The number of traffic fatalities is decreasing due to improvements of vehicle crash safety performance, which is promoted by crash safety regulations and consumer information assessments such as the New Car Assessment Program (NCAP). On the other hand, according to Japanese accident statistics, the reduction of fatality rates of those involved in oblique impact crashes is less than those in frontal and side impact crashes. This is considered because the risk of secondary impacts with interior structures increases as the seat belt slips, or occupants do not properly interact with the airbag due to lateral occupant motion induced by oblique vehicle movement. If restraint force is increased, thereby reducing the amount of occupant movement, it is possible to increase the injury risk of vulnerable people, such as the elderly. Therefore, applying high restraint force while distributing such loading to mitigate occupant injury should be the focus. The objective of this study is to develop restraint approaches that achieve effective occupant restraint and a reduction of injury risks by restraining body regions that have relatively high stiffness.

The stiffness sensitivity of a rib cage was investigated by using the thoracic impactor simulation with the Human Body Model (HBM) and it was found that the stiffness of the shoulder region, which includes upper rib cage and clavicle, has relatively higher stiffness than other thoracic regions. Therefore, it was determined to restrain around the shoulders.

Subsequently, the influences of restraint around the shoulders with respect to occupant kinematics and injury reduction were compared with those of conventional restraint systems under oblique impact simulation with the Test device for Human Occupant Restraint Anthropometric Test Dummy (THOR ATD). In addition, the influences of each restraint system on the number of fractured ribs caused by thoracic loading were investigated with the HBM under the same loading conditions as the THOR ATD simulation.

When the shoulder region was restrained, THOR ATD movement and chest deflection were reduced compared to the conventional restraint systems. The HBM results indicated that shoulder restraint reduces the chest deflection, similar to the THOR ATD, and the number of fractured ribs also reduced.
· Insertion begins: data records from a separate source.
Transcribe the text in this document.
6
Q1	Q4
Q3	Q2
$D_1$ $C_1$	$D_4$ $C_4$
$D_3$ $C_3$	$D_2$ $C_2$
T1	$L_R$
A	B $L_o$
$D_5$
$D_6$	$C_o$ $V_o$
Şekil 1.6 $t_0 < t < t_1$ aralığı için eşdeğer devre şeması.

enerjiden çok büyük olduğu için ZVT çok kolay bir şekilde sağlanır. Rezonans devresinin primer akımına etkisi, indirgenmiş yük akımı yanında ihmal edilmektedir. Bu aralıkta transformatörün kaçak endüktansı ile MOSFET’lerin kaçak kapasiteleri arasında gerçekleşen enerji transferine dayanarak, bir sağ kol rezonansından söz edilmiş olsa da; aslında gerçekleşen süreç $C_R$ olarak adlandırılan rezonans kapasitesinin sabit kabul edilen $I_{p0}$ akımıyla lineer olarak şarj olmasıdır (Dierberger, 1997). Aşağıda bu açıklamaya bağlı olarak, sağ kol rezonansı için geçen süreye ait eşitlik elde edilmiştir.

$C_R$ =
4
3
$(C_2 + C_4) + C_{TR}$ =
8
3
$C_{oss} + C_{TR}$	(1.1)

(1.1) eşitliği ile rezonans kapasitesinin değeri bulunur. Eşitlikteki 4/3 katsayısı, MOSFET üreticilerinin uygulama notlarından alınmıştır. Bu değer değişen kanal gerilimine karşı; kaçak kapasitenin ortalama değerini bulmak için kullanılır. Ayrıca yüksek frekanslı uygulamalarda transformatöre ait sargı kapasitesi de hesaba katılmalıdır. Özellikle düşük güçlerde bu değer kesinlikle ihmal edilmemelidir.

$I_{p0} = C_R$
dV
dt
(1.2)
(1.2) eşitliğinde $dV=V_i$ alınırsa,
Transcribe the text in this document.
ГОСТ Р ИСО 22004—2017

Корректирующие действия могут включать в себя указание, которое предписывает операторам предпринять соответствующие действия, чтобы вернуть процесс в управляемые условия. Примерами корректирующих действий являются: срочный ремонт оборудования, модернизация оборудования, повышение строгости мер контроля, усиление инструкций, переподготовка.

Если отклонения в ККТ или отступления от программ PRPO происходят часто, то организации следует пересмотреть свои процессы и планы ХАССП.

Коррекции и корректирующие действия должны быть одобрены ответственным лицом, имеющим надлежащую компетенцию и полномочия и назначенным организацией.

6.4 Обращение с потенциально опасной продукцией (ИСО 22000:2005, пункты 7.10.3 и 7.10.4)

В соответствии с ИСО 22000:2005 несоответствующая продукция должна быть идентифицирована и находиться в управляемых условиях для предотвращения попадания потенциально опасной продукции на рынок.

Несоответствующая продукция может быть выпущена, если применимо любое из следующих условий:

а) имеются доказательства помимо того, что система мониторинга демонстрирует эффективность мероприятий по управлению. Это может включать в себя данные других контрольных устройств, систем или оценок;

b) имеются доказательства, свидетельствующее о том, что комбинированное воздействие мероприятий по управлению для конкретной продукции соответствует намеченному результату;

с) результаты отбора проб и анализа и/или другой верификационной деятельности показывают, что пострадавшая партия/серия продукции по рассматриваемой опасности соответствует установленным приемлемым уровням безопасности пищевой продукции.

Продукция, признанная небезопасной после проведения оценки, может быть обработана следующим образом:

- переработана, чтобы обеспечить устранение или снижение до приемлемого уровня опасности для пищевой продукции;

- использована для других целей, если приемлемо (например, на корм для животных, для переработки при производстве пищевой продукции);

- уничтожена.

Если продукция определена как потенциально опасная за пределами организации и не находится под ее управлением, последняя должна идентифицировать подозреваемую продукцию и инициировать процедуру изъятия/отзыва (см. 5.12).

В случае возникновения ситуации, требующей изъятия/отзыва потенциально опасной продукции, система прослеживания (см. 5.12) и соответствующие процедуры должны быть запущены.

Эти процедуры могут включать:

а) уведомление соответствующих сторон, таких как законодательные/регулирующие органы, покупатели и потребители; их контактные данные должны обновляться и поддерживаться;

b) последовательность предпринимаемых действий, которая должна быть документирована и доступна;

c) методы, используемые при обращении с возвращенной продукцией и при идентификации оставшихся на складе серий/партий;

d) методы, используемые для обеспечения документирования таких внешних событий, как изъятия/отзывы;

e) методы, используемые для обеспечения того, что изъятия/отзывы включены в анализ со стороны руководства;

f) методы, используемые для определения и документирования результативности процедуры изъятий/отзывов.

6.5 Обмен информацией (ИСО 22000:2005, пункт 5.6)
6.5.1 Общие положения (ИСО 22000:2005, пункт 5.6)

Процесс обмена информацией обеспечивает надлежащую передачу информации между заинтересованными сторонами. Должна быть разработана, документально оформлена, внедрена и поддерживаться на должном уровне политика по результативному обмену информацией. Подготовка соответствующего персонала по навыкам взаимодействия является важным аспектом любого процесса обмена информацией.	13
It was found that the load generated by the shoulder restraints was broadly distributed on the whole thorax, compared to loads of the conventional restraint systems. The restraint force was higher than that of conventional restraint systems and it reduced amount of occupant movement however the concentrated force on the thorax decreased. Based on these findings, an investigation of the mechanisms of load distribution is necessary considering the structural differences between the THOR ATD and the HBM.

This study described an approach to reduce thoracic injury while distributing loads over the whole thorax and keeping high restraint forces by restraining the shoulders, which have a relatively higher stiffness than other thoracic regions. In order to reduce the number of traffic fatalities, it is desirable to develop restraint systems based on the approach in this study.